Henrik Ibsen, A Doll's House  


Page 12

In December, 1843, Dickens published the most popular and beloved of his works, A Christmas Carol, a work that expresses succinctly his "Carol philosophy." Scrooge has sacrificed joy, love, and beauty for the pursuit of money and is representative of a society whose economic philosophy dooms the less fortunate to lives of want and oppression. The ghosts help him to a Wordsworthian recollection of youth and the promise of a better being, and as a result, Scrooge's imagination is extended sympathetically beyond himself and he is redeemed. Dickens's vision of a society redeemed through love and generosity will haunt his works from now on. The alternative to this vision seems to be the threat of revolutionary violence we see in Brandy Rudge.

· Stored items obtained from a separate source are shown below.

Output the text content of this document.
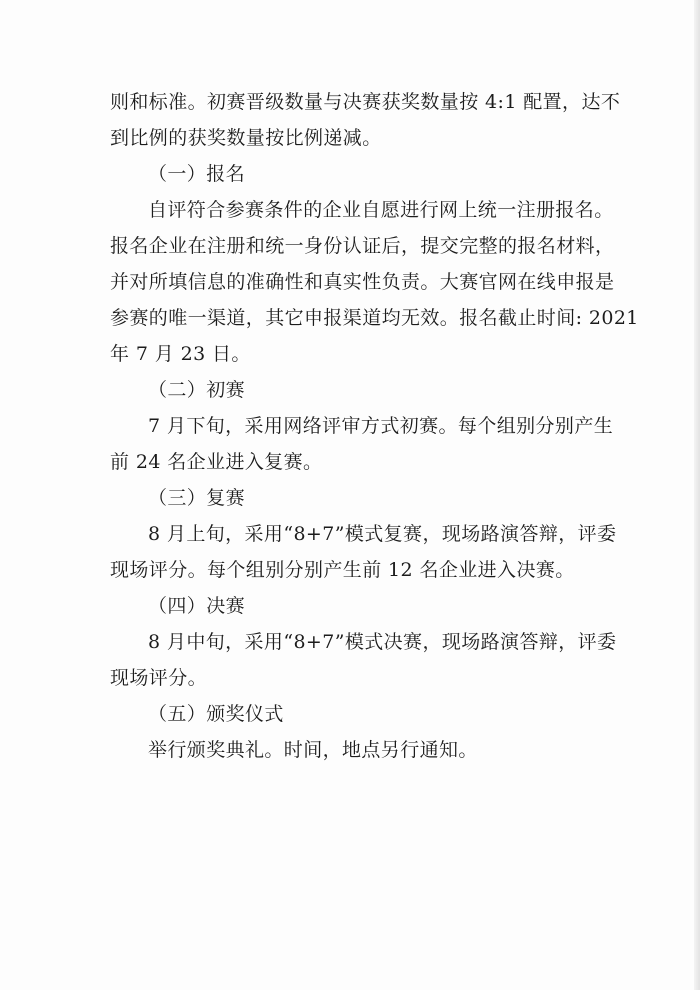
则和标准。初赛晋级数量与决赛获奖数量按 4:1 配置，达不
到比例的获奖数量按比例递减。
（一）报名
自评符合参赛条件的企业自愿进行网上统一注册报名。
报名企业在注册和统一身份认证后，提交完整的报名材料，
并对所填信息的准确性和真实性负责。大赛官网在线申报是
参赛的唯一渠道，其它申报渠道均无效。报名截止时间: 2021
年 7 月 23 日。
（二）初赛
7 月下旬，采用网络评审方式初赛。每个组别分别产生
前 24 名企业进入复赛。
（三）复赛
8 月上旬，采用“8+7”模式复赛，现场路演答辩，评委
现场评分。每个组别分别产生前 12 名企业进入决赛。
（四）决赛
8 月中旬，采用“8+7”模式决赛，现场路演答辩，评委
现场评分。
（五）颁奖仪式
举行颁奖典礼。时间，地点另行通知。
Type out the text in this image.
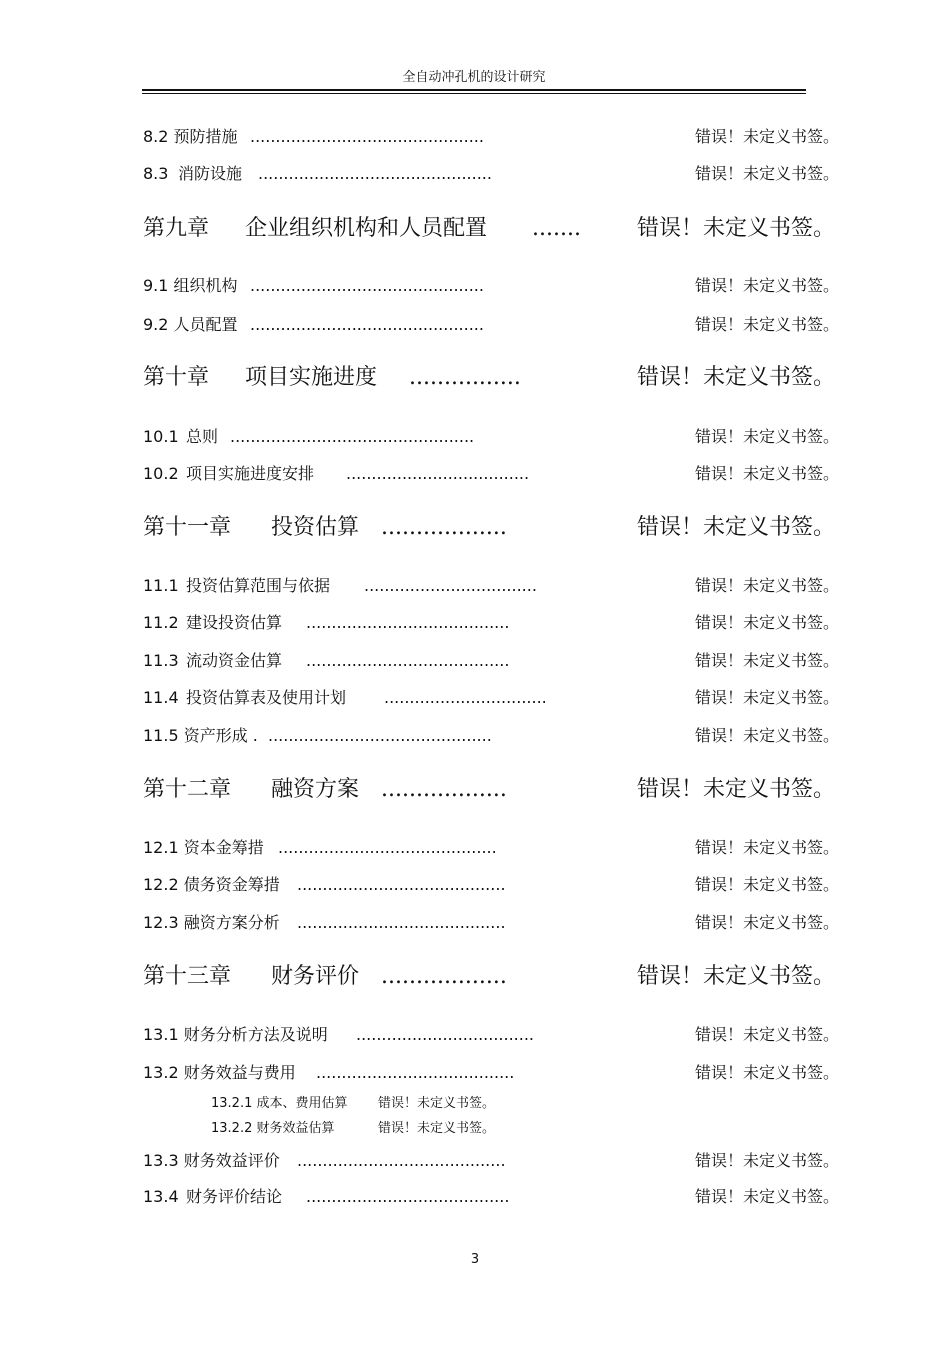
全自动冲孔机的设计研究
8.2 预防措施 ..............................................	错误！未定义书签。
8.3 消防设施 ..............................................	错误！未定义书签。
第九章 企业组织机构和人员配置 .......	错误！未定义书签。
9.1 组织机构 ..............................................	错误！未定义书签。
9.2 人员配置 ..............................................	错误！未定义书签。
第十章 项目实施进度 ................	错误！未定义书签。
10.1 总则 ................................................	错误！未定义书签。
10.2 项目实施进度安排 ....................................	错误！未定义书签。
第十一章 投资估算 ..................	错误！未定义书签。
11.1 投资估算范围与依据 ..................................	错误！未定义书签。
11.2 建设投资估算 ........................................	错误！未定义书签。
11.3 流动资金估算 ........................................	错误！未定义书签。
11.4 投资估算表及使用计划 ................................	错误！未定义书签。
11.5 资产形成 . ............................................	错误！未定义书签。
第十二章 融资方案 ..................	错误！未定义书签。
12.1 资本金筹措 ...........................................	错误！未定义书签。
12.2 债务资金筹措 .........................................	错误！未定义书签。
12.3 融资方案分析 .........................................	错误！未定义书签。
第十三章 财务评价 ..................	错误！未定义书签。
13.1 财务分析方法及说明 ...................................	错误！未定义书签。
13.2 财务效益与费用 .......................................	错误！未定义书签。
13.2.1 成本、费用估算 错误！未定义书签。
13.2.2 财务效益估算	错误！未定义书签。
13.3 财务效益评价 .........................................	错误！未定义书签。
13.4 财务评价结论 ........................................	错误！未定义书签。
3
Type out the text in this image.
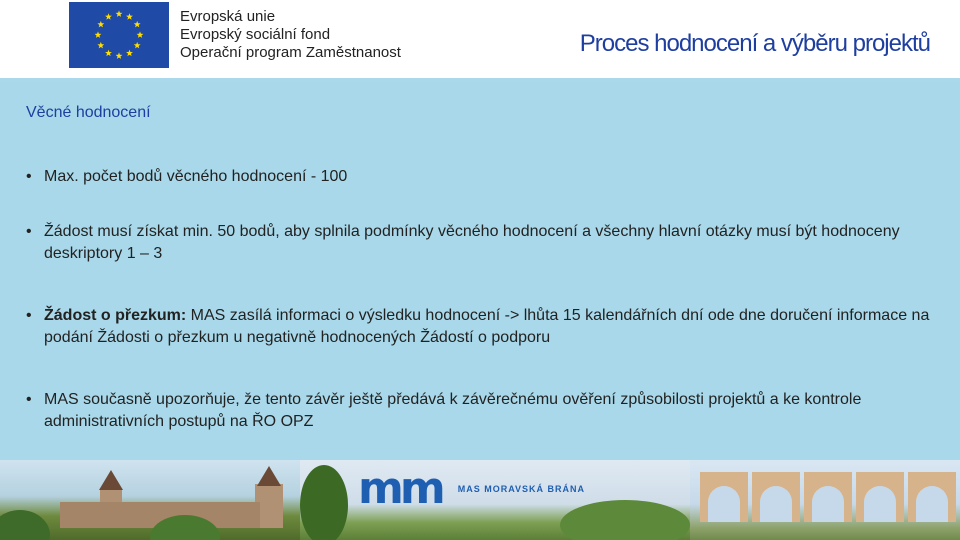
Evropská unie
Evropský sociální fond
Operační program Zaměstnanost	Proces hodnocení a výběru projektů
Věcné hodnocení
• Max. počet bodů věcného hodnocení - 100
• Žádost musí získat min. 50 bodů, aby splnila podmínky věcného hodnocení a všechny hlavní otázky musí být hodnoceny deskriptory 1 – 3
• Žádost o přezkum: MAS zasílá informaci o výsledku hodnocení -> lhůta 15 kalendářních dní ode dne doručení informace na podání Žádosti o přezkum u negativně hodnocených Žádostí o podporu
• MAS současně upozorňuje, že tento závěr ještě předává k závěrečnému ověření způsobilosti projektů a ke kontrole administrativních postupů na ŘO OPZ
m m MAS MORAVSKÁ BRÁNA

Dickens traveled to Italy in 1844-45 and then to Switzerland and Paris in 1846. His next Christmas book, The Chimes (1844), continued the assault on the economic philosophy exposed in A Christmas Carol. Dickens ridicules Malthusian philosophy and the economic theory that the poor have no right to anything beyond meager subsistence. He is coming increasingly to believe that the social problems in England are an inevitable byproduct of an economic philosophy that is fundamentally wrong-minded. The Cricket and the Hearth (1845) and The Battle of Life (1846) continue the Christmas books, and Pictures from Italy (1846) recounts Dickens's impressions of his Italian travel.